As the week passed, the difference that Anna had felt wearing the scarf returned. She was more aware of her reactions; as if she were granted more time to think before speaking. The message from the parcel still confused her, but the faith professed in her good judgement by whoever had sent it meant a great deal. Of course people had complimented her character before – she remembered the regulars in the Blue Peter Inn congratulating her for being ‘nothing like your mother, God save her,’ and her friends in the city seemed to value her opinion. But to receive an endorsement from someone she didn’t know was a new experience.
It had all happened since she had received the second parcel. And, as with the first, Anna was amazed at the change she felt. She had never considered herself remarkable before: could an anonymous note and a quirky brooch really change that?
Fourteen
Seamus Flatley had been the caretaker of Walton Tower for fifteen years and nothing surprised him. It was a source of great pride to him, and a fact he guarded jealously. His mother had scolded him for it, many moons ago, in the grey-green kitchen of his County Clare childhood home: There’s no surprising you, is there, Seamus Flatley? Seamus didn’t mind. Better a life lived with no surprises than one derailed by bad ones. Take his eldest brother Colm, for example, now almost fifty, with three failed marriages behind him and nothing but the bottle for consolation. Poor beggar hadn’t seen any of the divorces coming. Colm had been the one who wanted surprises as a kid: given the nasty shocks life had thrown into his path, what good had surprises ever done him?
And so it was with some consternation that Seamus discovered his long-held assumption was wrong.
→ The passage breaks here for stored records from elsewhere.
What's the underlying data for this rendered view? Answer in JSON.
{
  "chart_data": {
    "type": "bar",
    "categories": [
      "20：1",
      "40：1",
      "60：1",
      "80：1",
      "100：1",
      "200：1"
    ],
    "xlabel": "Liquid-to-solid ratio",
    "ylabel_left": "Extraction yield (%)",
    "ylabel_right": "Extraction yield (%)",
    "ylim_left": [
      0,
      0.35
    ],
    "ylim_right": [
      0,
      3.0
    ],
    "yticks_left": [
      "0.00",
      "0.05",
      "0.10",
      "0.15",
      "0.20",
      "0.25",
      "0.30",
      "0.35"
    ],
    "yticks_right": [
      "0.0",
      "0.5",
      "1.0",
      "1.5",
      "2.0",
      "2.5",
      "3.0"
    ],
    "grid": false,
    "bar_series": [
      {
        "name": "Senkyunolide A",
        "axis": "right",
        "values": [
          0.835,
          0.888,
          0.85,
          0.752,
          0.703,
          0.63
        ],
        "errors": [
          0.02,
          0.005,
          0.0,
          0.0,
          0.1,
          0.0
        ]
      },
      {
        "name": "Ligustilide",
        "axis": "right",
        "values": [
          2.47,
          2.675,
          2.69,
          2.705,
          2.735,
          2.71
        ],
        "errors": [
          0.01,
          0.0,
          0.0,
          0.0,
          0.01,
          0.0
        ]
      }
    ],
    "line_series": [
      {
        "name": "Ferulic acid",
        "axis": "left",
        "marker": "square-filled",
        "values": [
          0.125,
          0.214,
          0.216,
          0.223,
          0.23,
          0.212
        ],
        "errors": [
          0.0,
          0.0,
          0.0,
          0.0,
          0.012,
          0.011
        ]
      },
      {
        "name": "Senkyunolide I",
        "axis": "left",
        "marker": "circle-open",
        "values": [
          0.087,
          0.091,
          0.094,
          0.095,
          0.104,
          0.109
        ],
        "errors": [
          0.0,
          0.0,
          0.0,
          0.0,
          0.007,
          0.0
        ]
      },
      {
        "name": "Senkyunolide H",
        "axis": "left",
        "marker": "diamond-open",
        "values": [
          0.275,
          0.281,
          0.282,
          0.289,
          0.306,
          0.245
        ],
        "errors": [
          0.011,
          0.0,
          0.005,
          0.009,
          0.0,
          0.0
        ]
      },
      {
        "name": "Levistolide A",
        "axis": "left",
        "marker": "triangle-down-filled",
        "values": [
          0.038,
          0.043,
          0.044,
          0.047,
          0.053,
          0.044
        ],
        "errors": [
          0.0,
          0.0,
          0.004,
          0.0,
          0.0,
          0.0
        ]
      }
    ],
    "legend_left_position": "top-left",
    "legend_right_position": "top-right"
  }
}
It was the fault of that young woman in 16B. Seamus thought he’d got the measure of her – quiet, pleasant girl from out of town, who never played her music too loudly or complained to him about the state of Walton Tower’s faded amenities, like many of its other tenants. The kind of person you notice for her ordinariness.
But that Friday evening, everything changed.
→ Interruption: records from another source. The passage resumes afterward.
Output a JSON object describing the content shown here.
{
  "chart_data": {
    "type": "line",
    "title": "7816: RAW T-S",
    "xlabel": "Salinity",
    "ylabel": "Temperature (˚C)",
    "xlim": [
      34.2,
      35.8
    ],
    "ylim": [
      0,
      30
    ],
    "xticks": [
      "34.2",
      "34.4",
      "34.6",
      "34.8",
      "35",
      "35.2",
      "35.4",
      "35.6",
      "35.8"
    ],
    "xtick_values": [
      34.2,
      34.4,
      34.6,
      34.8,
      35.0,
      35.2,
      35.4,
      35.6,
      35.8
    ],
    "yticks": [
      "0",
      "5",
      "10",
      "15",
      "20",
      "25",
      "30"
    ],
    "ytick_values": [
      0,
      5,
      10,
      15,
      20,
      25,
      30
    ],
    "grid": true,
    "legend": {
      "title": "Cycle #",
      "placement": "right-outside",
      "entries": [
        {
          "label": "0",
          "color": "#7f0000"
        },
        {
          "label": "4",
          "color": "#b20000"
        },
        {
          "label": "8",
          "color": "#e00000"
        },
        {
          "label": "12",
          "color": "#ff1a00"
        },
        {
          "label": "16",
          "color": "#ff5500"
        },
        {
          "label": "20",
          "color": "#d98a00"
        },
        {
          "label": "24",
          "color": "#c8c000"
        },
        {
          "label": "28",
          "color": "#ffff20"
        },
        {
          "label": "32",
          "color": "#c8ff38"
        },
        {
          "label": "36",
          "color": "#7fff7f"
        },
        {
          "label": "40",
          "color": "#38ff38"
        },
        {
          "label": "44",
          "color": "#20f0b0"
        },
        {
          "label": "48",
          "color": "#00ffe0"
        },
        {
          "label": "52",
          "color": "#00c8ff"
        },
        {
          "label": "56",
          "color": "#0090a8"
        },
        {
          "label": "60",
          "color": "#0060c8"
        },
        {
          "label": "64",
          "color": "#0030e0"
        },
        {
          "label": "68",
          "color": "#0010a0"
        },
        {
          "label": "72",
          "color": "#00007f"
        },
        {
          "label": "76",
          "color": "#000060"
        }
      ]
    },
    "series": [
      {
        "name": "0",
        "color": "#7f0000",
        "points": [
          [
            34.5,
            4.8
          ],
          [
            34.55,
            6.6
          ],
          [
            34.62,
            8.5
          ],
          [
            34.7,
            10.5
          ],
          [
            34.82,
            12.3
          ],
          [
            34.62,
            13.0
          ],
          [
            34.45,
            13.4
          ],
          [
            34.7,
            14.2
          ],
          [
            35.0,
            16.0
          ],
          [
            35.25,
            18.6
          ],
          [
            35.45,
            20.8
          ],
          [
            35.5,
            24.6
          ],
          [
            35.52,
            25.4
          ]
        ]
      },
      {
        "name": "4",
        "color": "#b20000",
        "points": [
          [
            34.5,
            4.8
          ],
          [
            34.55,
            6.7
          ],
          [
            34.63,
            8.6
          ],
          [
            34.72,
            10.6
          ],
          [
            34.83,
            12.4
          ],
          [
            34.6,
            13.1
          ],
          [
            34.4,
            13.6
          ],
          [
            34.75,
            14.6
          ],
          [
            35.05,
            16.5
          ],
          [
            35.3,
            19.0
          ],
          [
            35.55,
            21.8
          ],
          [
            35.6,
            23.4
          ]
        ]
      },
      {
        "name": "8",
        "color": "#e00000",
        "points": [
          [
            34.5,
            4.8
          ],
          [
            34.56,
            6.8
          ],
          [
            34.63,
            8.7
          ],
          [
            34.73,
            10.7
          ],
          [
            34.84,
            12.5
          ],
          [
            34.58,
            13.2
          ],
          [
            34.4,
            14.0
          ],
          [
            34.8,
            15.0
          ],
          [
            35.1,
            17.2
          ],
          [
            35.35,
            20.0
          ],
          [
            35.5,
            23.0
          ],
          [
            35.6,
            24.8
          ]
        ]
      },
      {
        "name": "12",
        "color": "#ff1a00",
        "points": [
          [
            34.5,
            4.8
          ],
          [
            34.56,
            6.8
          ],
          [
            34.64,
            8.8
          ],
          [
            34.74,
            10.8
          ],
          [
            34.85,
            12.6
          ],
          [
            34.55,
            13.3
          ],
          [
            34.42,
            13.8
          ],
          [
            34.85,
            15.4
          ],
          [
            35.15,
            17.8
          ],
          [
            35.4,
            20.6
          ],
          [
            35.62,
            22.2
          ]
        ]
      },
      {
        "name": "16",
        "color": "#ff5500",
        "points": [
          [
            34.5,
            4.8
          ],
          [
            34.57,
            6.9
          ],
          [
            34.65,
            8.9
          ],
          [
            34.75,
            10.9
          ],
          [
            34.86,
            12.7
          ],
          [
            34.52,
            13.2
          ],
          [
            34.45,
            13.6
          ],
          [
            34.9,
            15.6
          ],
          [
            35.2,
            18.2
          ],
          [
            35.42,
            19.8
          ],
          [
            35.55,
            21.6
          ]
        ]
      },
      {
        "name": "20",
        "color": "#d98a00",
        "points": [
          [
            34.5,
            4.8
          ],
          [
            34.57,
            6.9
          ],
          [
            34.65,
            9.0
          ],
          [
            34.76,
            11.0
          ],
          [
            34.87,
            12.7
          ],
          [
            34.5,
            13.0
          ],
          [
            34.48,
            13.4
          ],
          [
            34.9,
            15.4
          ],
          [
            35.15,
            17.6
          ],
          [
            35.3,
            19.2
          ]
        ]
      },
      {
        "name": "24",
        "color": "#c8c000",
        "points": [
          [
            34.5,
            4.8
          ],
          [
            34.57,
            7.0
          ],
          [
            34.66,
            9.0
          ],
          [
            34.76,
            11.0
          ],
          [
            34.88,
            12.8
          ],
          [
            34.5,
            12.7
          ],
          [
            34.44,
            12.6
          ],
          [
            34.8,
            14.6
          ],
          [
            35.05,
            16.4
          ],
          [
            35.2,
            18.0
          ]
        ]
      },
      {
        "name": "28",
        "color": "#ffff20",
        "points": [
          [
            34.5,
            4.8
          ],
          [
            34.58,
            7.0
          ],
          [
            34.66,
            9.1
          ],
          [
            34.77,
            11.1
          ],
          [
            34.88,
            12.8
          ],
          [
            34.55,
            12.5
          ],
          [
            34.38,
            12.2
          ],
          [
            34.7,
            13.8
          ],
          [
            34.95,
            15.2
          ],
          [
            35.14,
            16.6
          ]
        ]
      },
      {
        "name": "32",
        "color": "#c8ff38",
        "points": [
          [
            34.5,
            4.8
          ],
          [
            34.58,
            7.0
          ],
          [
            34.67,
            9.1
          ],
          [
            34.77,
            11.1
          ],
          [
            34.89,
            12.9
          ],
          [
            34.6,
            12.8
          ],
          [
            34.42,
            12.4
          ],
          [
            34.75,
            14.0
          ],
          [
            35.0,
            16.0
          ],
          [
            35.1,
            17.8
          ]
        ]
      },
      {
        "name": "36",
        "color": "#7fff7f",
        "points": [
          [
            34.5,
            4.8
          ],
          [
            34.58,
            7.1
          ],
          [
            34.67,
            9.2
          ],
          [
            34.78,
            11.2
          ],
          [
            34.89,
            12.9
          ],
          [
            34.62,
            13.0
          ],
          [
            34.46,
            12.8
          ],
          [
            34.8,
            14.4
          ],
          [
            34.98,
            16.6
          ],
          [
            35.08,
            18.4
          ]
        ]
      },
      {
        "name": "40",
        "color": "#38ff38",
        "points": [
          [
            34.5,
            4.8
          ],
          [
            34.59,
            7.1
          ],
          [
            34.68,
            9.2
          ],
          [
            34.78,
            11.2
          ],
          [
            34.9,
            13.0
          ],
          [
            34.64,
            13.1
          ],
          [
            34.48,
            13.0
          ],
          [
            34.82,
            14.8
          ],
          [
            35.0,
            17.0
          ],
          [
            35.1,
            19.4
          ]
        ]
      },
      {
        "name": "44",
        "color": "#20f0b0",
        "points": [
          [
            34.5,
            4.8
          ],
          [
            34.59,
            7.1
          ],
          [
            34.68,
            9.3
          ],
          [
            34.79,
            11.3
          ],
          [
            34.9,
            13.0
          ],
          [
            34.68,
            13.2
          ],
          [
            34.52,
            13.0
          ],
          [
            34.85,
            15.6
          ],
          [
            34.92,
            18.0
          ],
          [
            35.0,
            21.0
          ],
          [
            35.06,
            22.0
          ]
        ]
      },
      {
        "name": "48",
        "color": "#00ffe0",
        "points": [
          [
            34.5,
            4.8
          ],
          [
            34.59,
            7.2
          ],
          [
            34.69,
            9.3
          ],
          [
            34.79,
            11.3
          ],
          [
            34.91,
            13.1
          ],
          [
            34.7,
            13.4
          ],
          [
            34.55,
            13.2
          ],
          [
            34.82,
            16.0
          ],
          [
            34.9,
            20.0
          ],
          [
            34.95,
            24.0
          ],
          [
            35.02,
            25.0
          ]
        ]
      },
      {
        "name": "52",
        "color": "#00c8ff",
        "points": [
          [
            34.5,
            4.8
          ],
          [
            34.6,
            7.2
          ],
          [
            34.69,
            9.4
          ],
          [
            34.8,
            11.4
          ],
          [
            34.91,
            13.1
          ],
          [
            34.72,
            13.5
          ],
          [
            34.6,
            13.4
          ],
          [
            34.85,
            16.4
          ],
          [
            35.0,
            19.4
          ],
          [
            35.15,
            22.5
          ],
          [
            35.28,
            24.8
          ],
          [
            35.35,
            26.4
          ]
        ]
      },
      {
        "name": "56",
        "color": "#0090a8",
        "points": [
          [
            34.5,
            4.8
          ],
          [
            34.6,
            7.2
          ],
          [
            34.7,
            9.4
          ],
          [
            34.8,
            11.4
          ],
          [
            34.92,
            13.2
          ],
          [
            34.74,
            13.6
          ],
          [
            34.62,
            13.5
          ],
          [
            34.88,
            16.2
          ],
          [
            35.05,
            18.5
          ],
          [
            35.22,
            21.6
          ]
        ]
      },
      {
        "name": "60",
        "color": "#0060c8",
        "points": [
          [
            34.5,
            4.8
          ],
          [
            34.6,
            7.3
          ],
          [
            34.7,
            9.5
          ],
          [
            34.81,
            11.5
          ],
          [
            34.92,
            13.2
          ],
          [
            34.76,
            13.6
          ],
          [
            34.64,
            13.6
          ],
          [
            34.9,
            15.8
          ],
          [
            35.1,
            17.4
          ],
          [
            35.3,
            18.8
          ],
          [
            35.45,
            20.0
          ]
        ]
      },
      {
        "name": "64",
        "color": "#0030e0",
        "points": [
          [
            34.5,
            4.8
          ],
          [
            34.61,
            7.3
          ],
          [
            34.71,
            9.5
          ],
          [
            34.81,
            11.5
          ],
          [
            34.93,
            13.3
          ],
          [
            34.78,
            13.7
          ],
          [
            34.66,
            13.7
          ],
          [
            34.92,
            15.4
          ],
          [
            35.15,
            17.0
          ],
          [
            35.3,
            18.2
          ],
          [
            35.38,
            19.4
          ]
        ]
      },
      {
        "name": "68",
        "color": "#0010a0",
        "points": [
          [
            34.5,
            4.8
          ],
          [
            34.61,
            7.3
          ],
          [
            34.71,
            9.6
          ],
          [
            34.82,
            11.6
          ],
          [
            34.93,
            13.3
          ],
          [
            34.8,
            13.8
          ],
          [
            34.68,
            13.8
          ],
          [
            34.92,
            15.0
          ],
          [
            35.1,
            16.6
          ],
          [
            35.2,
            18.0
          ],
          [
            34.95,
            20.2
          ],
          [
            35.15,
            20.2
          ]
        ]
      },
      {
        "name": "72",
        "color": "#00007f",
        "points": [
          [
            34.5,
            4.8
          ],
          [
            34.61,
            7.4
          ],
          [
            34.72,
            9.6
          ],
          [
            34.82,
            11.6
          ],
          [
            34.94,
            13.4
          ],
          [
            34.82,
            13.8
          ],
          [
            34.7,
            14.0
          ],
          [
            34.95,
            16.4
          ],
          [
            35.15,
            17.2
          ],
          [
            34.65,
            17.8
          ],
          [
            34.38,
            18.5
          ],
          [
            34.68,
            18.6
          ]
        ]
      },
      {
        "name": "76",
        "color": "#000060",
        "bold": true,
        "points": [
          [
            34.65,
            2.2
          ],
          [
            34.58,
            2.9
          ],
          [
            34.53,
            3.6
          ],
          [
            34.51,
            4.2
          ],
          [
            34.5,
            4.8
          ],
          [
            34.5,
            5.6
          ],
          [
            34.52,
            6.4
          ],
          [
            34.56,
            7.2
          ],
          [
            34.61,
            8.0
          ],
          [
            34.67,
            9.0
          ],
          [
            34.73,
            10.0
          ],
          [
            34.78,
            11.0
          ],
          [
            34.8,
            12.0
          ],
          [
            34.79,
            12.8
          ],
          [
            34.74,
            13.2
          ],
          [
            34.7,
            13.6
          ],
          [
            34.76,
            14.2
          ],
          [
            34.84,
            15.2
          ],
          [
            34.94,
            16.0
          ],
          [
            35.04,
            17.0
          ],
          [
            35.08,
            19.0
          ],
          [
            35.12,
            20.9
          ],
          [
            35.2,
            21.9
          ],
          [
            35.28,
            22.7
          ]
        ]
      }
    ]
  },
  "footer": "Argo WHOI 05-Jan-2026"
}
He was mopping the brown-and-white tiles of the apartment-block entrance lobby, one ear on the angry man shouting from a talk radio station on the small portable propped on a bank of post-boxes, the other listening out for the sound of approaching footsteps from the staircase rising above his head. It paid to be aware of movement in and out of the building, especially when several of the tenants owed his boss money. Seamus considered himself something of an expert in deducing which tenants would appear next on the chase-list scrawled in the building owner’s heavy hand: it was amazing how fleet-footed even the most naturally cumbersome could become when re
nt was owed.
A few minutes after six o’clock the front door creaked open and the Nice Girl from 16B entered. She was carrying a brown package in her arms, but this wasn’t what made Seamus Flatley stop mopping and stare at her. It was her face. He’d seen it often enough during the years she had occupied 16B and had to admit it was very pleasant indeed. A little shy, to be sure, but welcoming – not like the professional business people, who were locked-and-bolted doors as far as any human interaction was concerned. But today it was different. She was glowing, as if a golden spotlight were pooling over her as she walked across the lobby.
‘Hi, Seamus,’ she called out, before he’d had the chance to wish her a good evening.
‘Hello, Anna.’
She didn’t just pause on the stairs as she usually did. She came bounding over to him – as bold as brass – a delighted smile on her pretty face. ‘Don’t you think life is wonderful, sometimes?’
‘I . . . well, I hadn’t really thought of it,’ he stuttered.
‘It is. You never know what’s around the corner, do you?’
‘I suppose not.’ Like poor Colm and his three ex-missuses . . . ‘You seem happy.’
‘I am. And not only because it’s Friday.’ She hugged the parcel as if it was a small puppy. ‘Have a lovely weekend.’
Then she smiled at him and he was struck by a sudden sense of someone so completely happy they could melt into air before him. Seamus was transfixed as she passed him and ascended the stairs. He had always thought of Anna Browne as shy and sweet, but steady. She had never given any indication that she had the ability to be forthright. But this evening she had been like a completely different woman.